Chainaki Irene G, Manolaraki Maria M, Paspatis Gregorios A
Irene G Chainaki, Maria M Manolaraki, Departments of Anesthesiology, Benizelion General Hospital, Heraklion, Crete 71409, Greece.
World J Gastrointest Endosc. 2011 Feb 16;3(2):34-9. doi: 10.4253/wjge.v3.i2.34.
Sedation and analgesia comprise an important element of unpleasant and often prolonged endoscopic retrograde cholangiopacreatography (ERCP), contributing, however, to better patient tolerance and compliance and to the reduction of injuries during the procedure due to inappropriate co-operation. Although most of the studies used a moderate level of sedation, the literature has revealed the superiority of deep sedation and general anesthesia in performing ERCP. The anesthesiologist's presence is mandatory in these cases. A moderate sedation level for ERCP seems to be adequate for octogenarians. The sedative agent of choice for sedation in ERCP seems to be propofol due to its fast distribution and fast elimination time without a cumulative effect after infusion, resulting in shorter recovery time. Its therapeutic spectrum, however, is much narrower and therefore careful monitoring is much more demanding in order to differentiate between moderate, deep sedation and general anesthesia. Apart from conventional monitoring, capnography and Bispectral index or Narcotrend monitoring of the level of sedation seem to be useful in titrating sedatives in ERCP.
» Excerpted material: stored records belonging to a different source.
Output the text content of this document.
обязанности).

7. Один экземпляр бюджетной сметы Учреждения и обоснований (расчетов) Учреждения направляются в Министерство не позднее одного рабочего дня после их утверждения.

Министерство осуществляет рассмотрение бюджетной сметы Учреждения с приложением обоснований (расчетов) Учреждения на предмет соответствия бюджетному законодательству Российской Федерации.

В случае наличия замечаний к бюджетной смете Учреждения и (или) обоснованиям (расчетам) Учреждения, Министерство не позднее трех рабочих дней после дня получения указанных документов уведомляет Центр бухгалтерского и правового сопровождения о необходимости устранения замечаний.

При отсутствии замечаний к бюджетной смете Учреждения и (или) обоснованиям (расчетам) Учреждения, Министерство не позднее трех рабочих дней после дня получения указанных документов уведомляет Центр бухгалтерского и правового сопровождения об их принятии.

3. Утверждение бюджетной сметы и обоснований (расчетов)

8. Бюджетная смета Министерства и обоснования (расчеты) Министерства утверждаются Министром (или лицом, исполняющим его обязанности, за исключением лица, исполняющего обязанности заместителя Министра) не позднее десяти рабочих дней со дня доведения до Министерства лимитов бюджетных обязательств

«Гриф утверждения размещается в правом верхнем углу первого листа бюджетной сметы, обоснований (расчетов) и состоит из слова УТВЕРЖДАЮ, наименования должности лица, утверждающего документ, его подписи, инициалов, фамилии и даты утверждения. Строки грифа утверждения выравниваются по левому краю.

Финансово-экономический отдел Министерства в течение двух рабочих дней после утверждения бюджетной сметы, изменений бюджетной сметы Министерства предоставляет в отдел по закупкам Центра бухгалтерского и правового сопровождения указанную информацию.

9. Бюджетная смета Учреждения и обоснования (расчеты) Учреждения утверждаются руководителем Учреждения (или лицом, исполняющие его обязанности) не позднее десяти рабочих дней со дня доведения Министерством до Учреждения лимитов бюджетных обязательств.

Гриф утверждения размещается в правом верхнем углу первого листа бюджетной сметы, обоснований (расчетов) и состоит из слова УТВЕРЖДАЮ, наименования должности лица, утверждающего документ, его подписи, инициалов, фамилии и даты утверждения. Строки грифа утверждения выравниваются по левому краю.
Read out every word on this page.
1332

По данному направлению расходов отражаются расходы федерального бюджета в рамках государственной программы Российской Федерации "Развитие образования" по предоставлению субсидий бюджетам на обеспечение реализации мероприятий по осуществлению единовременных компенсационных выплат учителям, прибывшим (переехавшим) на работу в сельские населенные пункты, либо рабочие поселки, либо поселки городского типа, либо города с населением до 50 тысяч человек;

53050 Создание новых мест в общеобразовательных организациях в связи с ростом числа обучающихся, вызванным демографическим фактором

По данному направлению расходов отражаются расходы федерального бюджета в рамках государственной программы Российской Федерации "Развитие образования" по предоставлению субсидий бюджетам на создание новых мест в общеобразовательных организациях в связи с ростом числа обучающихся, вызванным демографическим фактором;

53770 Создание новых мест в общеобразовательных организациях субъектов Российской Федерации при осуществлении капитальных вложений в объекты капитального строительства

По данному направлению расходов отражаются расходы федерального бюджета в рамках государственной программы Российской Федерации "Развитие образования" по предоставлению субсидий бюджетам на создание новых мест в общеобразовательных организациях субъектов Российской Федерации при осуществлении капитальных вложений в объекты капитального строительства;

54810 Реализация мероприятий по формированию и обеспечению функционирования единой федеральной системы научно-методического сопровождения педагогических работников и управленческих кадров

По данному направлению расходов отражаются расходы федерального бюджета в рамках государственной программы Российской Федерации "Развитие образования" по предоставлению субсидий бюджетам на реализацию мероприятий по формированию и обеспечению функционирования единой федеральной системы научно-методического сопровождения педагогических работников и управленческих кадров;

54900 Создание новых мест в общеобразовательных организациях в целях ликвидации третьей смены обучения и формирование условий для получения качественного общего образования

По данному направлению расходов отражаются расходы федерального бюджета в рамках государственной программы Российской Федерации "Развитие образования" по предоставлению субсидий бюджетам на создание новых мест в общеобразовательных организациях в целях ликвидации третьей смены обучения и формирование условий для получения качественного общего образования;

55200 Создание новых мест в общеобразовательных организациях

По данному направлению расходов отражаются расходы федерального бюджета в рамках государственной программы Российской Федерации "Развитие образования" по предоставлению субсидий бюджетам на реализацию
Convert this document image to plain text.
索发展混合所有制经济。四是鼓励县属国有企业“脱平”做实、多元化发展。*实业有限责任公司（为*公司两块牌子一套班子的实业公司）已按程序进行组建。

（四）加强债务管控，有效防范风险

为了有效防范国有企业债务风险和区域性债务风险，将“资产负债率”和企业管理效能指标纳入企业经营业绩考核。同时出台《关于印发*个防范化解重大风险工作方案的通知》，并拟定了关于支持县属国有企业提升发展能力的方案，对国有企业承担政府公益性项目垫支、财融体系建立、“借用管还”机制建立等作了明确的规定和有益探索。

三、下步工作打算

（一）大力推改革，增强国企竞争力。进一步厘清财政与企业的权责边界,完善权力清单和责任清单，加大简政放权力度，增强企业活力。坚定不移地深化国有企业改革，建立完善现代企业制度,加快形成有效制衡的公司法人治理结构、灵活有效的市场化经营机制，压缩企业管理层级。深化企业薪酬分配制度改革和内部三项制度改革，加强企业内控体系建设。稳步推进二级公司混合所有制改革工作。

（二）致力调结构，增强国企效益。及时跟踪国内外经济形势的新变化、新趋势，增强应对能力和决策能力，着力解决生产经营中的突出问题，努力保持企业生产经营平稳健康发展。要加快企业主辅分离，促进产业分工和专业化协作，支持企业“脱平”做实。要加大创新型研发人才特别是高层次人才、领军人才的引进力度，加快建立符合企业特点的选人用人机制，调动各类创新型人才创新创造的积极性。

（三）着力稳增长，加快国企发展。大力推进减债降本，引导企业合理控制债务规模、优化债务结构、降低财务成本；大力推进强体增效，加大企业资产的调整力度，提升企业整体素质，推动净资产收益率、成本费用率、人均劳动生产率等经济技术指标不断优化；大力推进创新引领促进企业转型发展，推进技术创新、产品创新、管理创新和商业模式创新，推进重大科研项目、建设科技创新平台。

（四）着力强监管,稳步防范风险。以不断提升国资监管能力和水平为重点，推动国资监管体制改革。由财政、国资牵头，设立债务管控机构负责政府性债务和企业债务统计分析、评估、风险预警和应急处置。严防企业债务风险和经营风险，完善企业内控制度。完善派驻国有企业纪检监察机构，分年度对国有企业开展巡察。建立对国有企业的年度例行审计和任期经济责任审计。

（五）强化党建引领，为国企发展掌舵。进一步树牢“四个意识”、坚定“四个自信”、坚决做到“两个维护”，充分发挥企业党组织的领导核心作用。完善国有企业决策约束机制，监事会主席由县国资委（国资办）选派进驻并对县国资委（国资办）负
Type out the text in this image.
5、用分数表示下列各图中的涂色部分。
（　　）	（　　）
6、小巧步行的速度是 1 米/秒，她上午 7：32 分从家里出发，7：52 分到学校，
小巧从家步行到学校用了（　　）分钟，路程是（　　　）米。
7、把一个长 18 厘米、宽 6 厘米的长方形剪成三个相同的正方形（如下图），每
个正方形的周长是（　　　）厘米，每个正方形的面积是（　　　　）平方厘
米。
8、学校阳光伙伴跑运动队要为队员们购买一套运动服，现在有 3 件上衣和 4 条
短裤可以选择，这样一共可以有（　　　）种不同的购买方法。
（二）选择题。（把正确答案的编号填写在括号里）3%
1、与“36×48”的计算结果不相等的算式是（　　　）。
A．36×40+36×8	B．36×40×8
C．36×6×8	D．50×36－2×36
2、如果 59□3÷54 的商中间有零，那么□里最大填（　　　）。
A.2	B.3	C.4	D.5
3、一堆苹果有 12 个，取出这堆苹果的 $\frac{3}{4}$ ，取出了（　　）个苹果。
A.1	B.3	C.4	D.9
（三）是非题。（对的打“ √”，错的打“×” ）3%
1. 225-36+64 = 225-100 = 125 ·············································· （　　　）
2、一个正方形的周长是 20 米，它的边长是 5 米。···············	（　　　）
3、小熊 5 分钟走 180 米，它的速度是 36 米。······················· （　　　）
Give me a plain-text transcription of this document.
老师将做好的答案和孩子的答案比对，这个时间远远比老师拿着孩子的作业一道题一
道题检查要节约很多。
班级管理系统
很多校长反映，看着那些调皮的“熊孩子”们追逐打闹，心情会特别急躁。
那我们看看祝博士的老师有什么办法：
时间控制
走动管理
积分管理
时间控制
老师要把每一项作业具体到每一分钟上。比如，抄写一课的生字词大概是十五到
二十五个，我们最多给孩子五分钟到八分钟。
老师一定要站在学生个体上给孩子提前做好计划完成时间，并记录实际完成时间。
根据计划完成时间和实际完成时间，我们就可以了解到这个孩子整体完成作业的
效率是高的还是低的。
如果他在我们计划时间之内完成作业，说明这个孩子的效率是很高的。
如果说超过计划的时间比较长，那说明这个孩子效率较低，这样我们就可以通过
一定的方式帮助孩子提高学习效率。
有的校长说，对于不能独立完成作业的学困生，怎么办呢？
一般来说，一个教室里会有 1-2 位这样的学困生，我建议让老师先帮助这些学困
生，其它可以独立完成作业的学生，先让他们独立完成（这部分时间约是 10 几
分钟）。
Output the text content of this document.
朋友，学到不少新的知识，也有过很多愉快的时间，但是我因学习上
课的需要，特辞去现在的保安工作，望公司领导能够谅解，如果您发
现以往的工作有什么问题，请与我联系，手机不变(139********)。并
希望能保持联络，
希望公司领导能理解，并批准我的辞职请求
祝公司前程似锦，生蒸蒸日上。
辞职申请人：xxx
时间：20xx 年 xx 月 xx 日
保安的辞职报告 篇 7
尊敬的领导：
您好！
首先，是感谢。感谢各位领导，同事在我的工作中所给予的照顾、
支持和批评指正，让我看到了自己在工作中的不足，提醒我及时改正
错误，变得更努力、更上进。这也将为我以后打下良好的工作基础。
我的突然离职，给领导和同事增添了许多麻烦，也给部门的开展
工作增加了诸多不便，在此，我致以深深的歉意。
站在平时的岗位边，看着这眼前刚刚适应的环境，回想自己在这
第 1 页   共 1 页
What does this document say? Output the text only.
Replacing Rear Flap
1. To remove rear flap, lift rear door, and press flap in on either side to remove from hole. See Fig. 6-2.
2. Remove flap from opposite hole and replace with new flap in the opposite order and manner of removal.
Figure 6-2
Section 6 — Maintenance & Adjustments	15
镇静和镇痛是令人不适且往往持续时间较长的内镜逆行胰胆管造影术(ERCP)的重要组成部分,不过,这有助于提高患者的耐受性和依从性,并减少因配合不当而在手术过程中造成的损伤。尽管大多数研究采用的是中度镇静水平,但文献表明深度镇静和全身麻醉在进行ERCP时具有优势。在这些情况下,麻醉医生必须在场。对于八旬老人来说,ERCP的中度镇静水平似乎就足够了。由于丙泊酚分布快、消除时间短,输注后无累积效应,恢复时间较短,因此它似乎是ERCP镇静的首选镇静剂。然而,其治疗范围要窄得多,因此为了区分中度、深度镇静和全身麻醉,需要更严格的监测。除了传统监测外,二氧化碳图和脑电双频指数或脑状态指数监测镇静水平似乎有助于在ERCP中滴定镇静剂。